Nicht so, wenn ich mich durch ideell-geistige Erkenntnis mit Wesen oder Vorgängen der geistigen Welt verbinde. Da tritt in der Einzel-Anschauung die unmittelbare Erfahrung von dem über die Anschauungsdauer hinausgehenden Bestand des Wahrgenommenen ein. Erlebt man zum Beispiel das «Ich» des Menschen als dessen ureigene innere Wesenheit, so weiß man im anschauenden Erleben, daß dieses «Ich» vor dem Leben im physischen Leibe war und nach demselben sein wird. Was man so im «Ich» erlebt, offenbart dieses unmittelbar, wie die Rose ihre Röte im unmittelbaren Wahrnehmen offenbart.

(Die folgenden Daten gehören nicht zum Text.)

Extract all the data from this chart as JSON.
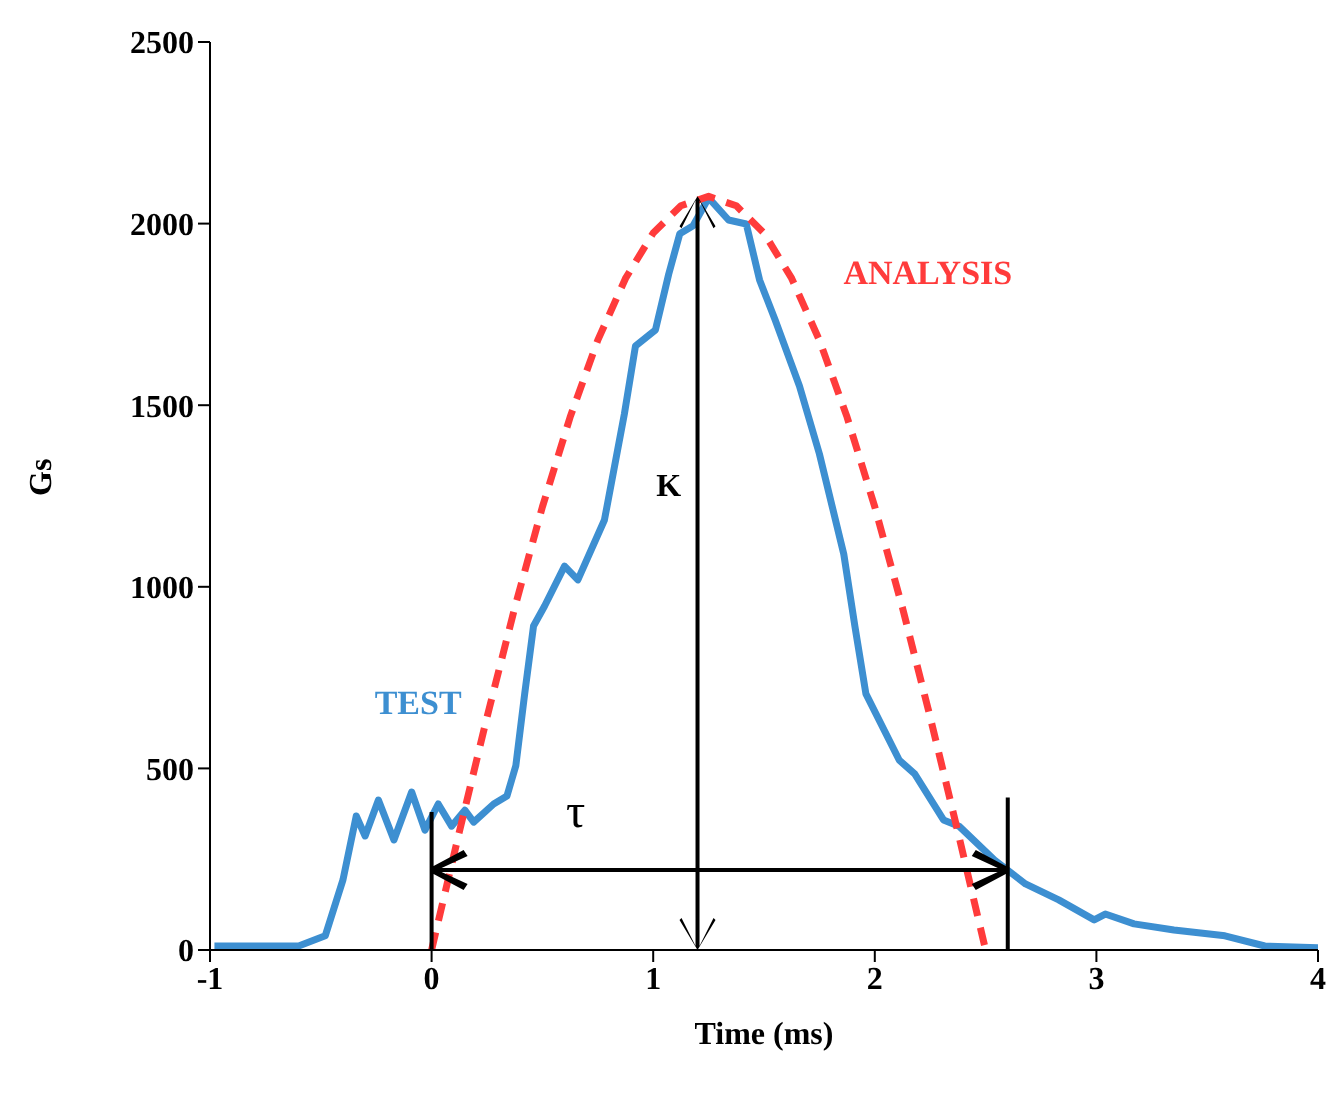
{
  "chart_data": {
    "type": "line",
    "xlabel": "Time (ms)",
    "ylabel": "Gs",
    "xlim": [
      -1,
      4
    ],
    "ylim": [
      0,
      2500
    ],
    "xticks": [
      -1,
      0,
      1,
      2,
      3,
      4
    ],
    "yticks": [
      0,
      500,
      1000,
      1500,
      2000,
      2500
    ],
    "line_style": "solid",
    "marker": "none",
    "series": [
      {
        "name": "TEST",
        "color": "#3d8fd1",
        "x": [
          -0.98,
          -0.6,
          -0.48,
          -0.4,
          -0.34,
          -0.3,
          -0.24,
          -0.17,
          -0.09,
          -0.03,
          0.03,
          0.09,
          0.15,
          0.19,
          0.28,
          0.34,
          0.38,
          0.42,
          0.46,
          0.51,
          0.6,
          0.66,
          0.78,
          0.87,
          0.92,
          1.01,
          1.07,
          1.12,
          1.18,
          1.25,
          1.34,
          1.42,
          1.48,
          1.55,
          1.66,
          1.75,
          1.86,
          1.91,
          1.96,
          2.11,
          2.18,
          2.31,
          2.38,
          2.54,
          2.68,
          2.83,
          2.99,
          3.04,
          3.17,
          3.35,
          3.58,
          3.76,
          4.0
        ],
        "values": [
          11,
          11,
          39,
          193,
          369,
          314,
          413,
          303,
          435,
          330,
          402,
          341,
          385,
          352,
          402,
          424,
          507,
          705,
          892,
          947,
          1057,
          1019,
          1184,
          1476,
          1663,
          1707,
          1861,
          1972,
          1994,
          2071,
          2010,
          1999,
          1845,
          1735,
          1553,
          1366,
          1090,
          892,
          705,
          523,
          485,
          358,
          341,
          248,
          182,
          138,
          83,
          99,
          72,
          55,
          39,
          11,
          6
        ]
      },
      {
        "name": "ANALYSIS",
        "color": "#ff3b3b",
        "line_style": "dashed",
        "x": [
          0,
          0.125,
          0.25,
          0.375,
          0.5,
          0.625,
          0.75,
          0.875,
          1,
          1.125,
          1.25,
          1.375,
          1.5,
          1.625,
          1.75,
          1.875,
          2,
          2.125,
          2.25,
          2.375,
          2.5
        ],
        "values": [
          0,
          325,
          641,
          942,
          1220,
          1467,
          1679,
          1849,
          1974,
          2049,
          2075,
          2049,
          1974,
          1849,
          1679,
          1467,
          1220,
          942,
          641,
          325,
          0
        ]
      }
    ],
    "annotations": [
      "K",
      "τ"
    ]
  }
}
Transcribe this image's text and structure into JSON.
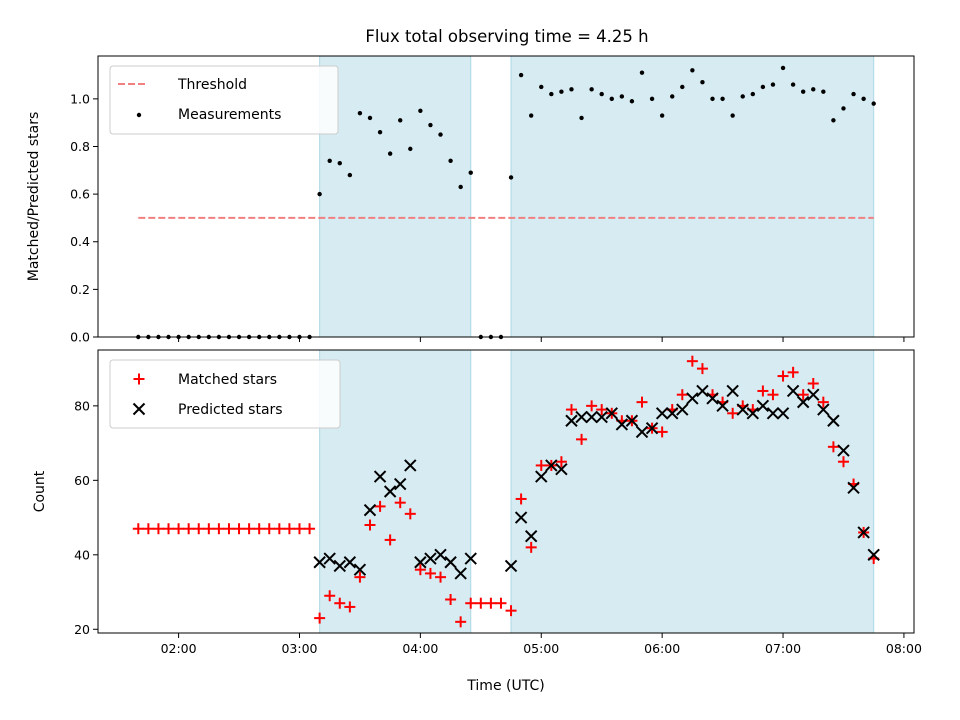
{
  "chart_data": [
    {
      "type": "scatter",
      "title": "Flux total observing time = 4.25 h",
      "xlabel": "",
      "ylabel": "Matched/Predicted stars",
      "ylim": [
        0,
        1.18
      ],
      "yticks": [
        "0.0",
        "0.2",
        "0.4",
        "0.6",
        "0.8",
        "1.0"
      ],
      "xlim": [
        "01:20",
        "08:05"
      ],
      "threshold": {
        "name": "Threshold",
        "value": 0.5,
        "from": "01:40",
        "to": "07:45",
        "color": "#f08080"
      },
      "shaded_ranges": [
        [
          "03:10",
          "04:25"
        ],
        [
          "04:45",
          "07:45"
        ]
      ],
      "shade_color": "#add8e6",
      "legend": {
        "position": "upper-left",
        "entries": [
          "Threshold",
          "Measurements"
        ]
      },
      "series": [
        {
          "name": "Measurements",
          "marker": "dot",
          "color": "#000000",
          "points": [
            [
              "01:40",
              0
            ],
            [
              "01:45",
              0
            ],
            [
              "01:50",
              0
            ],
            [
              "01:55",
              0
            ],
            [
              "02:00",
              0
            ],
            [
              "02:05",
              0
            ],
            [
              "02:10",
              0
            ],
            [
              "02:15",
              0
            ],
            [
              "02:20",
              0
            ],
            [
              "02:25",
              0
            ],
            [
              "02:30",
              0
            ],
            [
              "02:35",
              0
            ],
            [
              "02:40",
              0
            ],
            [
              "02:45",
              0
            ],
            [
              "02:50",
              0
            ],
            [
              "02:55",
              0
            ],
            [
              "03:00",
              0
            ],
            [
              "03:05",
              0
            ],
            [
              "03:10",
              0.6
            ],
            [
              "03:15",
              0.74
            ],
            [
              "03:20",
              0.73
            ],
            [
              "03:25",
              0.68
            ],
            [
              "03:30",
              0.94
            ],
            [
              "03:35",
              0.92
            ],
            [
              "03:40",
              0.86
            ],
            [
              "03:45",
              0.77
            ],
            [
              "03:50",
              0.91
            ],
            [
              "03:55",
              0.79
            ],
            [
              "04:00",
              0.95
            ],
            [
              "04:05",
              0.89
            ],
            [
              "04:10",
              0.85
            ],
            [
              "04:15",
              0.74
            ],
            [
              "04:20",
              0.63
            ],
            [
              "04:25",
              0.69
            ],
            [
              "04:30",
              0
            ],
            [
              "04:35",
              0
            ],
            [
              "04:40",
              0
            ],
            [
              "04:45",
              0.67
            ],
            [
              "04:50",
              1.1
            ],
            [
              "04:55",
              0.93
            ],
            [
              "05:00",
              1.05
            ],
            [
              "05:05",
              1.02
            ],
            [
              "05:10",
              1.03
            ],
            [
              "05:15",
              1.04
            ],
            [
              "05:20",
              0.92
            ],
            [
              "05:25",
              1.04
            ],
            [
              "05:30",
              1.02
            ],
            [
              "05:35",
              1.0
            ],
            [
              "05:40",
              1.01
            ],
            [
              "05:45",
              0.99
            ],
            [
              "05:50",
              1.11
            ],
            [
              "05:55",
              1.0
            ],
            [
              "06:00",
              0.93
            ],
            [
              "06:05",
              1.01
            ],
            [
              "06:10",
              1.05
            ],
            [
              "06:15",
              1.12
            ],
            [
              "06:20",
              1.07
            ],
            [
              "06:25",
              1.0
            ],
            [
              "06:30",
              1.0
            ],
            [
              "06:35",
              0.93
            ],
            [
              "06:40",
              1.01
            ],
            [
              "06:45",
              1.02
            ],
            [
              "06:50",
              1.05
            ],
            [
              "06:55",
              1.06
            ],
            [
              "07:00",
              1.13
            ],
            [
              "07:05",
              1.06
            ],
            [
              "07:10",
              1.03
            ],
            [
              "07:15",
              1.04
            ],
            [
              "07:20",
              1.03
            ],
            [
              "07:25",
              0.91
            ],
            [
              "07:30",
              0.96
            ],
            [
              "07:35",
              1.02
            ],
            [
              "07:40",
              1.0
            ],
            [
              "07:45",
              0.98
            ]
          ]
        }
      ]
    },
    {
      "type": "scatter",
      "title": "",
      "xlabel": "Time (UTC)",
      "ylabel": "Count",
      "ylim": [
        19,
        95
      ],
      "yticks": [
        "20",
        "40",
        "60",
        "80"
      ],
      "xlim": [
        "01:20",
        "08:05"
      ],
      "xticks": [
        "02:00",
        "03:00",
        "04:00",
        "05:00",
        "06:00",
        "07:00",
        "08:00"
      ],
      "shaded_ranges": [
        [
          "03:10",
          "04:25"
        ],
        [
          "04:45",
          "07:45"
        ]
      ],
      "shade_color": "#add8e6",
      "legend": {
        "position": "upper-left",
        "entries": [
          "Matched stars",
          "Predicted stars"
        ]
      },
      "series": [
        {
          "name": "Matched stars",
          "marker": "plus",
          "color": "#ff0000",
          "points": [
            [
              "01:40",
              47
            ],
            [
              "01:45",
              47
            ],
            [
              "01:50",
              47
            ],
            [
              "01:55",
              47
            ],
            [
              "02:00",
              47
            ],
            [
              "02:05",
              47
            ],
            [
              "02:10",
              47
            ],
            [
              "02:15",
              47
            ],
            [
              "02:20",
              47
            ],
            [
              "02:25",
              47
            ],
            [
              "02:30",
              47
            ],
            [
              "02:35",
              47
            ],
            [
              "02:40",
              47
            ],
            [
              "02:45",
              47
            ],
            [
              "02:50",
              47
            ],
            [
              "02:55",
              47
            ],
            [
              "03:00",
              47
            ],
            [
              "03:05",
              47
            ],
            [
              "03:10",
              23
            ],
            [
              "03:15",
              29
            ],
            [
              "03:20",
              27
            ],
            [
              "03:25",
              26
            ],
            [
              "03:30",
              34
            ],
            [
              "03:35",
              48
            ],
            [
              "03:40",
              53
            ],
            [
              "03:45",
              44
            ],
            [
              "03:50",
              54
            ],
            [
              "03:55",
              51
            ],
            [
              "04:00",
              36
            ],
            [
              "04:05",
              35
            ],
            [
              "04:10",
              34
            ],
            [
              "04:15",
              28
            ],
            [
              "04:20",
              22
            ],
            [
              "04:25",
              27
            ],
            [
              "04:30",
              27
            ],
            [
              "04:35",
              27
            ],
            [
              "04:40",
              27
            ],
            [
              "04:45",
              25
            ],
            [
              "04:50",
              55
            ],
            [
              "04:55",
              42
            ],
            [
              "05:00",
              64
            ],
            [
              "05:05",
              64
            ],
            [
              "05:10",
              65
            ],
            [
              "05:15",
              79
            ],
            [
              "05:20",
              71
            ],
            [
              "05:25",
              80
            ],
            [
              "05:30",
              79
            ],
            [
              "05:35",
              78
            ],
            [
              "05:40",
              76
            ],
            [
              "05:45",
              76
            ],
            [
              "05:50",
              81
            ],
            [
              "05:55",
              74
            ],
            [
              "06:00",
              73
            ],
            [
              "06:05",
              79
            ],
            [
              "06:10",
              83
            ],
            [
              "06:15",
              92
            ],
            [
              "06:20",
              90
            ],
            [
              "06:25",
              83
            ],
            [
              "06:30",
              81
            ],
            [
              "06:35",
              78
            ],
            [
              "06:40",
              80
            ],
            [
              "06:45",
              79
            ],
            [
              "06:50",
              84
            ],
            [
              "06:55",
              83
            ],
            [
              "07:00",
              88
            ],
            [
              "07:05",
              89
            ],
            [
              "07:10",
              83
            ],
            [
              "07:15",
              86
            ],
            [
              "07:20",
              81
            ],
            [
              "07:25",
              69
            ],
            [
              "07:30",
              65
            ],
            [
              "07:35",
              59
            ],
            [
              "07:40",
              46
            ],
            [
              "07:45",
              39
            ]
          ]
        },
        {
          "name": "Predicted stars",
          "marker": "x",
          "color": "#000000",
          "points": [
            [
              "03:10",
              38
            ],
            [
              "03:15",
              39
            ],
            [
              "03:20",
              37
            ],
            [
              "03:25",
              38
            ],
            [
              "03:30",
              36
            ],
            [
              "03:35",
              52
            ],
            [
              "03:40",
              61
            ],
            [
              "03:45",
              57
            ],
            [
              "03:50",
              59
            ],
            [
              "03:55",
              64
            ],
            [
              "04:00",
              38
            ],
            [
              "04:05",
              39
            ],
            [
              "04:10",
              40
            ],
            [
              "04:15",
              38
            ],
            [
              "04:20",
              35
            ],
            [
              "04:25",
              39
            ],
            [
              "04:45",
              37
            ],
            [
              "04:50",
              50
            ],
            [
              "04:55",
              45
            ],
            [
              "05:00",
              61
            ],
            [
              "05:05",
              64
            ],
            [
              "05:10",
              63
            ],
            [
              "05:15",
              76
            ],
            [
              "05:20",
              77
            ],
            [
              "05:25",
              77
            ],
            [
              "05:30",
              77
            ],
            [
              "05:35",
              78
            ],
            [
              "05:40",
              75
            ],
            [
              "05:45",
              76
            ],
            [
              "05:50",
              73
            ],
            [
              "05:55",
              74
            ],
            [
              "06:00",
              78
            ],
            [
              "06:05",
              78
            ],
            [
              "06:10",
              79
            ],
            [
              "06:15",
              82
            ],
            [
              "06:20",
              84
            ],
            [
              "06:25",
              82
            ],
            [
              "06:30",
              80
            ],
            [
              "06:35",
              84
            ],
            [
              "06:40",
              79
            ],
            [
              "06:45",
              78
            ],
            [
              "06:50",
              80
            ],
            [
              "06:55",
              78
            ],
            [
              "07:00",
              78
            ],
            [
              "07:05",
              84
            ],
            [
              "07:10",
              81
            ],
            [
              "07:15",
              83
            ],
            [
              "07:20",
              79
            ],
            [
              "07:25",
              76
            ],
            [
              "07:30",
              68
            ],
            [
              "07:35",
              58
            ],
            [
              "07:40",
              46
            ],
            [
              "07:45",
              40
            ]
          ]
        }
      ]
    }
  ]
}
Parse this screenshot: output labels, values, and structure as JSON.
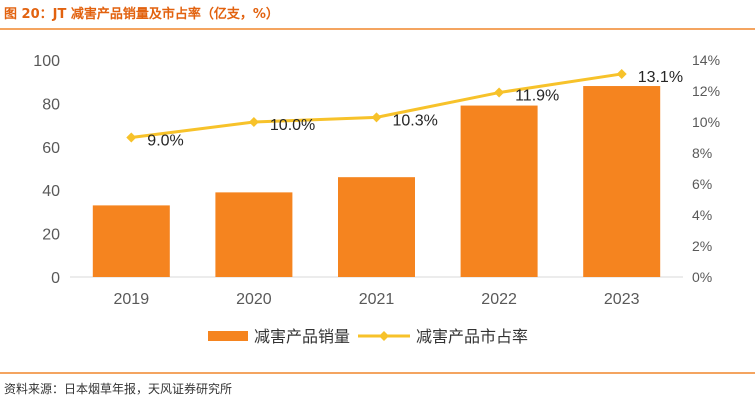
{
  "figure_title": "图 20：JT 减害产品销量及市占率（亿支，%）",
  "source": "资料来源：日本烟草年报，天风证券研究所",
  "colors": {
    "bar": "#f5841f",
    "line": "#f7c22a",
    "title": "#e2620f",
    "rule": "#f4a460"
  },
  "chart_data": {
    "type": "bar",
    "categories": [
      "2019",
      "2020",
      "2021",
      "2022",
      "2023"
    ],
    "series": [
      {
        "name": "减害产品销量",
        "type": "bar",
        "axis": "left",
        "values": [
          33,
          39,
          46,
          79,
          88
        ]
      },
      {
        "name": "减害产品市占率",
        "type": "line",
        "axis": "right",
        "values": [
          9.0,
          10.0,
          10.3,
          11.9,
          13.1
        ],
        "labels": [
          "9.0%",
          "10.0%",
          "10.3%",
          "11.9%",
          "13.1%"
        ]
      }
    ],
    "ylim_left": [
      0,
      100
    ],
    "yticks_left": [
      "0",
      "20",
      "40",
      "60",
      "80",
      "100"
    ],
    "ylim_right": [
      0,
      14
    ],
    "yticks_right": [
      "0%",
      "2%",
      "4%",
      "6%",
      "8%",
      "10%",
      "12%",
      "14%"
    ],
    "grid": false,
    "legend_position": "bottom"
  }
}
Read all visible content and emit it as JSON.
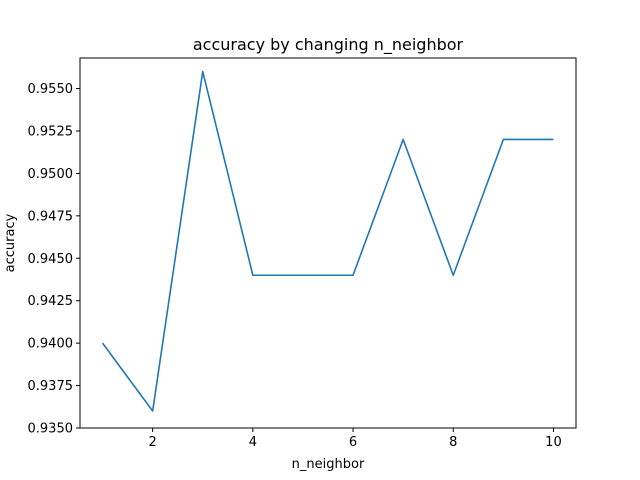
{
  "chart_data": {
    "type": "line",
    "title": "accuracy by changing n_neighbor",
    "xlabel": "n_neighbor",
    "ylabel": "accuracy",
    "xlim": [
      0.55,
      10.45
    ],
    "ylim": [
      0.935,
      0.9568
    ],
    "xticks": [
      2,
      4,
      6,
      8,
      10
    ],
    "xtick_labels": [
      "2",
      "4",
      "6",
      "8",
      "10"
    ],
    "yticks": [
      0.935,
      0.9375,
      0.94,
      0.9425,
      0.945,
      0.9475,
      0.95,
      0.9525,
      0.955
    ],
    "ytick_labels": [
      "0.9350",
      "0.9375",
      "0.9400",
      "0.9425",
      "0.9450",
      "0.9475",
      "0.9500",
      "0.9525",
      "0.9550"
    ],
    "grid": false,
    "series": [
      {
        "color": "#1f77b4",
        "x": [
          1,
          2,
          3,
          4,
          5,
          6,
          7,
          8,
          9,
          10
        ],
        "y": [
          0.94,
          0.936,
          0.956,
          0.944,
          0.944,
          0.944,
          0.952,
          0.944,
          0.952,
          0.952
        ]
      }
    ]
  }
}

In einer solchen aus innerer geistiger Lebensnotwendigkeit geübten Meditation entwickelt sich immer mehr das Bewusstsein von einem «inneren geistigen Menschen», der in völliger Loslösung von dem physischen Organismus im Geistigen leben, wahrnehmen und sich bewegen kann. Dieser in sich selbständige geistige Mensch trat in meine Erfahrung unter dem Einfluß der Meditation. Das Erleben des Geistigen erfuhr dadurch eine wesentliche Vertiefung.
Daß die sinnliche Erkenntnis durch den Organismus entsteht, davon kann die für diese Erkenntnis mögliche Selbstbeobachtung ein genügendes Zeugnis geben. Aber auch die ideell-geistige Erkenntnis ist von dem Organismus noch abhängig. Die Selbstbeobachtung zeigt dafür dieses: Für die Sinnesbeobachtung ist der einzelne Erkenntnisakt an den Organismus gebunden. Für die ideell-geistige Erkenntnis ist der einzelne Akt ganz unabhängig von dem physischen Organismus; daß aber solche Erkenntnis überhaupt durch den Menschen entfaltet werden kann, hängt davon ab, daß im Allgemeinen das Leben im Organismus vorhanden ist. Bei der dritten Art von Erkenntnis ist es so, daß sie nur dann durch den geistigen Menschen zustande kommen kann, wenn er sich von dem physischen Organismus so frei macht, als ob dieser gar nicht vorhanden wäre.
Rudolf Steiner, GA 28, Mein Lebensgang, S. 325 ff.